Dado que a continuidade deve ser considerada chave, no sentido da mobilidade, torna-se imperioso a constituição de conjuntos de capilares urbanos, cujo carácter permita essa continuidade quer de tráfego, quer de leitura, o que conferirá à sub-cidade uma maior segurança e identidade.

Neste sentido de segurança e qualidade de vivência do espaço urbano, concretamente a rua, a contribuição do traçado que precederá a constituição da malha de rua, permitirá a qualificação das ruas, com a intensificação da constituição de elementos como parques e praças, como forma de descompressão da malha. A esta descompressão somar-se-á a complexidade de usos do tecido urbano, criando interacções adaptáveis entre o hardware urbano e o constantemente mutante software urbano. (6)

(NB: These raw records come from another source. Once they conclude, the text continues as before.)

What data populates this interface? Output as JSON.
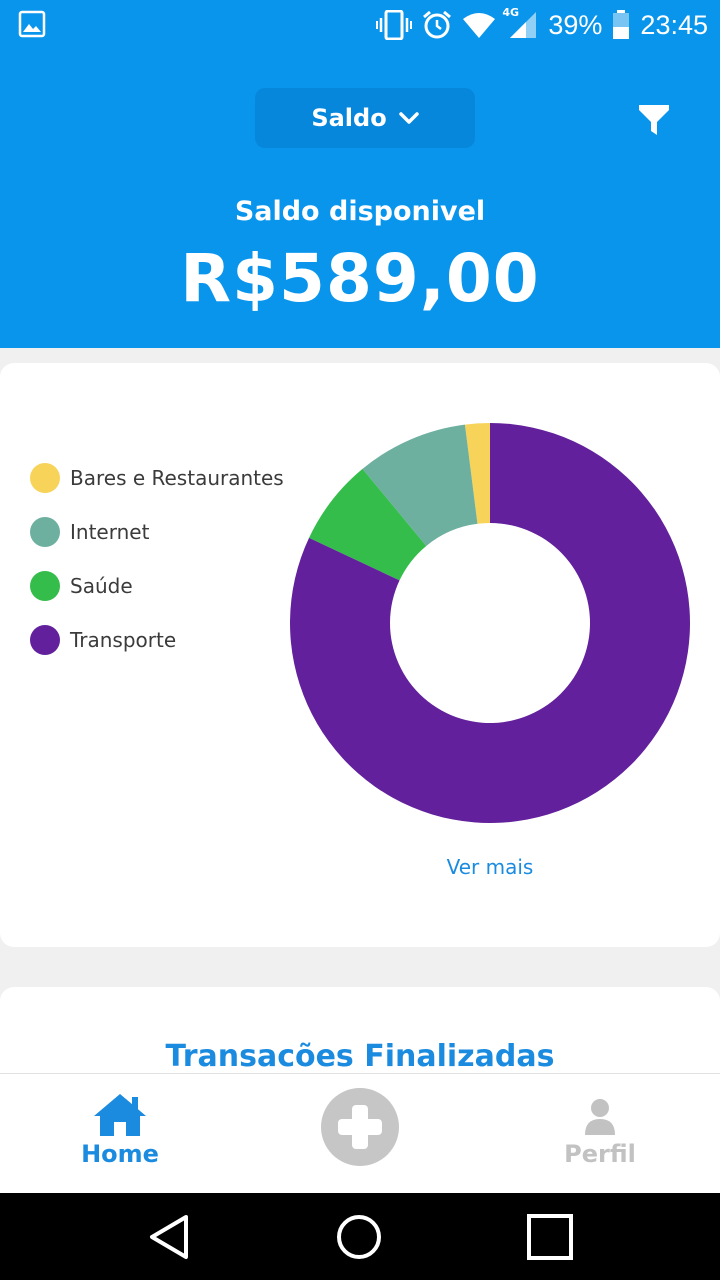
{
  "status_bar": {
    "battery": "39%",
    "time": "23:45",
    "network": "4G"
  },
  "header": {
    "dropdown_label": "Saldo",
    "balance_label": "Saldo disponivel",
    "balance_value": "R$589,00"
  },
  "chart_data": {
    "type": "pie",
    "categories": [
      "Bares e Restaurantes",
      "Internet",
      "Saúde",
      "Transporte"
    ],
    "values": [
      2,
      9,
      7,
      82
    ],
    "colors": [
      "#f7d35a",
      "#6db0a0",
      "#34bd4b",
      "#62209c"
    ],
    "legend_placement": "left",
    "donut": true
  },
  "card": {
    "ver_mais": "Ver mais"
  },
  "transactions": {
    "title": "Transacões Finalizadas"
  },
  "bottom_nav": {
    "home_label": "Home",
    "perfil_label": "Perfil"
  }
}
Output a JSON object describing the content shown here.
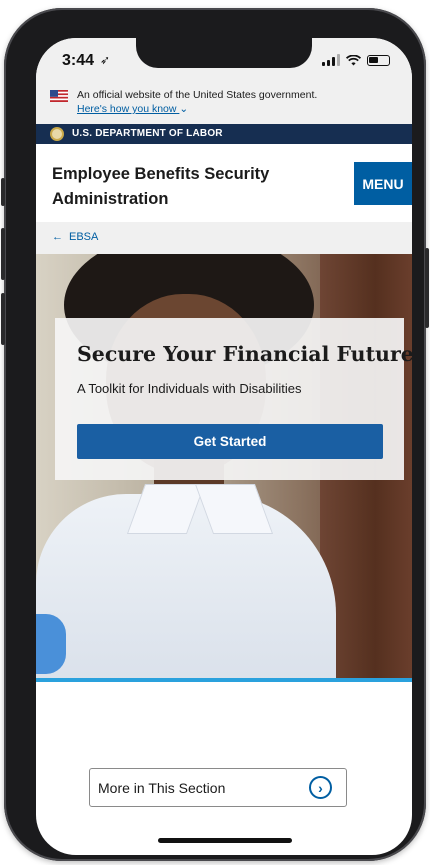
{
  "status_bar": {
    "time": "3:44"
  },
  "gov_banner": {
    "text": "An official website of the United States government.",
    "link": "Here's how you know"
  },
  "dol_bar": {
    "label": "U.S. DEPARTMENT OF LABOR"
  },
  "header": {
    "title": "Employee Benefits Security Administration",
    "menu_label": "MENU"
  },
  "breadcrumb": {
    "label": "EBSA"
  },
  "hero": {
    "title": "Secure Your Financial Future",
    "subtitle": "A Toolkit for Individuals with Disabilities",
    "button_label": "Get Started"
  },
  "more_section": {
    "label": "More in This Section"
  },
  "colors": {
    "primary": "#005ea2",
    "navy": "#162e51",
    "accent": "#2aa1dd"
  }
}
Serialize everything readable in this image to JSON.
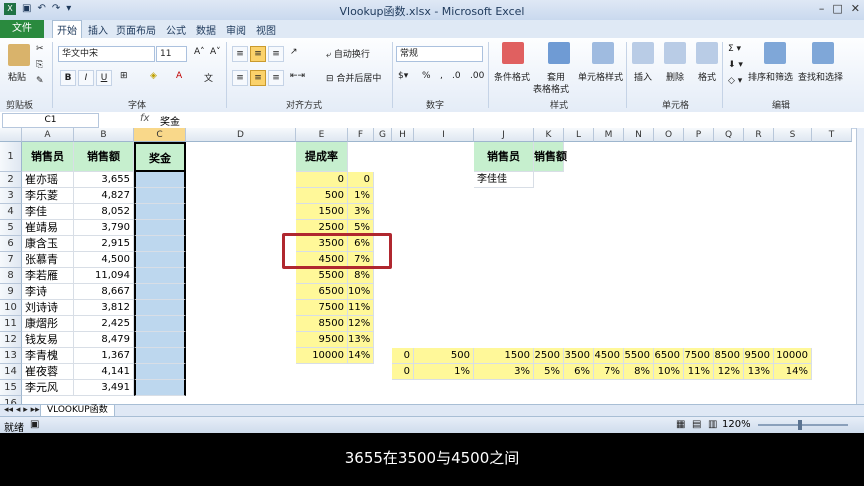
{
  "window": {
    "title": "Vlookup函数.xlsx - Microsoft Excel"
  },
  "tabs": {
    "file": "文件",
    "items": [
      "开始",
      "插入",
      "页面布局",
      "公式",
      "数据",
      "审阅",
      "视图"
    ]
  },
  "ribbon": {
    "paste": "粘贴",
    "clipboard": "剪贴板",
    "font_name": "华文中宋",
    "font_size": "11",
    "font_group": "字体",
    "wrap": "自动换行",
    "merge": "合并后居中",
    "align_group": "对齐方式",
    "number_format": "常规",
    "number_group": "数字",
    "cond_format": "条件格式",
    "table_format": "套用\n表格格式",
    "table_format_a": "套用",
    "table_format_b": "表格格式",
    "cell_style": "单元格样式",
    "style_group": "样式",
    "insert": "插入",
    "delete": "删除",
    "format": "格式",
    "cells_group": "单元格",
    "sort": "排序和筛选",
    "find": "查找和选择",
    "edit_group": "编辑",
    "bold": "B",
    "italic": "I",
    "underline": "U",
    "percent": "%",
    "comma": ","
  },
  "formula_bar": {
    "name_box": "C1",
    "fx": "fx",
    "content": "奖金"
  },
  "columns": [
    "A",
    "B",
    "C",
    "D",
    "E",
    "F",
    "G",
    "H",
    "I",
    "J",
    "K",
    "L",
    "M",
    "N",
    "O",
    "P",
    "Q",
    "R",
    "S",
    "T"
  ],
  "rows": [
    "1",
    "2",
    "3",
    "4",
    "5",
    "6",
    "7",
    "8",
    "9",
    "10",
    "11",
    "12",
    "13",
    "14",
    "15",
    "16"
  ],
  "headers": {
    "a1": "销售员",
    "b1": "销售额",
    "c1": "奖金",
    "e1": "提成率",
    "j1": "销售员",
    "k1": "销售额"
  },
  "j2": "李佳佳",
  "sales": [
    {
      "name": "崔亦瑶",
      "amount": "3,655"
    },
    {
      "name": "李乐菱",
      "amount": "4,827"
    },
    {
      "name": "李佳",
      "amount": "8,052"
    },
    {
      "name": "崔靖易",
      "amount": "3,790"
    },
    {
      "name": "康含玉",
      "amount": "2,915"
    },
    {
      "name": "张慕青",
      "amount": "4,500"
    },
    {
      "name": "李若雁",
      "amount": "11,094"
    },
    {
      "name": "李诗",
      "amount": "8,667"
    },
    {
      "name": "刘诗诗",
      "amount": "3,812"
    },
    {
      "name": "康熠彤",
      "amount": "2,425"
    },
    {
      "name": "钱友易",
      "amount": "8,479"
    },
    {
      "name": "李青槐",
      "amount": "1,367"
    },
    {
      "name": "崔夜蓉",
      "amount": "4,141"
    },
    {
      "name": "李元风",
      "amount": "3,491"
    }
  ],
  "rates": [
    {
      "threshold": "0",
      "rate": "0"
    },
    {
      "threshold": "500",
      "rate": "1%"
    },
    {
      "threshold": "1500",
      "rate": "3%"
    },
    {
      "threshold": "2500",
      "rate": "5%"
    },
    {
      "threshold": "3500",
      "rate": "6%"
    },
    {
      "threshold": "4500",
      "rate": "7%"
    },
    {
      "threshold": "5500",
      "rate": "8%"
    },
    {
      "threshold": "6500",
      "rate": "10%"
    },
    {
      "threshold": "7500",
      "rate": "11%"
    },
    {
      "threshold": "8500",
      "rate": "12%"
    },
    {
      "threshold": "9500",
      "rate": "13%"
    },
    {
      "threshold": "10000",
      "rate": "14%"
    }
  ],
  "h_thresholds": [
    "0",
    "500",
    "1500",
    "2500",
    "3500",
    "4500",
    "5500",
    "6500",
    "7500",
    "8500",
    "9500",
    "10000"
  ],
  "h_rates": [
    "0",
    "1%",
    "3%",
    "5%",
    "6%",
    "7%",
    "8%",
    "10%",
    "11%",
    "12%",
    "13%",
    "14%"
  ],
  "sheet": {
    "name": "VLOOKUP函数"
  },
  "status": {
    "ready": "就绪",
    "zoom": "120%"
  },
  "subtitle": "3655在3500与4500之间",
  "colors": {
    "highlight_yellow": "#fff899",
    "header_green": "#c6efce",
    "selected_blue": "#bdd7ee",
    "annotation_red": "#b0272f"
  }
}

Deste modo o zoneamento (zoning) da cidade é facilitado, havendo uma malha definida e a alteração do uso dos solos acompanha as mutações do tecido urbano.
“Uma grande cidade não é uma colecção de cidades pequenas, justapostas: uma grande cidade é um local onde a grande maioria das pessoas com as quais nos relacionamos, fazemos trocas e compartilhamos os espaços públicos nos são predominantemente desconhecidos”. (7)

Fragmentando o tecido urbano edificado o urbanismo modernista contribuiu para a desarticulação da morfologia das cidades, destruindo ruas.

A escala intermédia de transição de escala no tecido urbano é a chave para o planeamento quer de edifícios, quer de infra-estruturas e espaço público.

A rua metropolitana transitória
A cidade é um sistema aberto, um organismo que necessita de energia e bens da envolvente.

Como sistema que é funciona como um conjunto de elementos interligados, interdependentes.

O grande objectivo das circulares e infra-estruturas viárias de localização exterior ao tecido consolidado era escoar a maior quantidade de tráfego do centro da cidade. A este objectivo soma-se o de evitar a necessidade de entrada na malha viária mais estreita para atravessar a cidade, congestionando-a. Ambos os objectivos aparentemente são cumpridos, por exemplo na 2.ª Circular, mesmo sendo que se denuncia a contradição e eminente esgotamento, estando muitas vezes congestionada.

A premissa inicial de serem infra-estruturas exteriores em relação ao tecido urbano consolidado actual já não se confirma, pelo que estas se tornaram parte desse mesmo tecido. Elas próprias criaram tecido, catalisaram o seu crescimento, mas também o condicionaram. Neste ponto surge a questão fundamental que se impõe no que se refere a tensões no tecido metropolitano actual, que se prende com a mudança de escala.

Adaptando a situações urbanas concretas padrões de sistemas simples, que possam ser replicados ainda que adaptativamente, será possível que a cidade se constitua como um sistema complexo organizado. Actualmente como esses padrões são desconexos e não relacionáveis formalmente, temos um sistema complexo desorganizado. (8)

É neste contexto que surge o conceito de rua metropolitana transitória, uma vez que o carácter evolutivo não permite uma classificação final, e estes elementos surgem na sequência espacial imediata das grandes vias, assumindo-se como ramificações que os ligam às vias das massas urbanas construídas criadas por si.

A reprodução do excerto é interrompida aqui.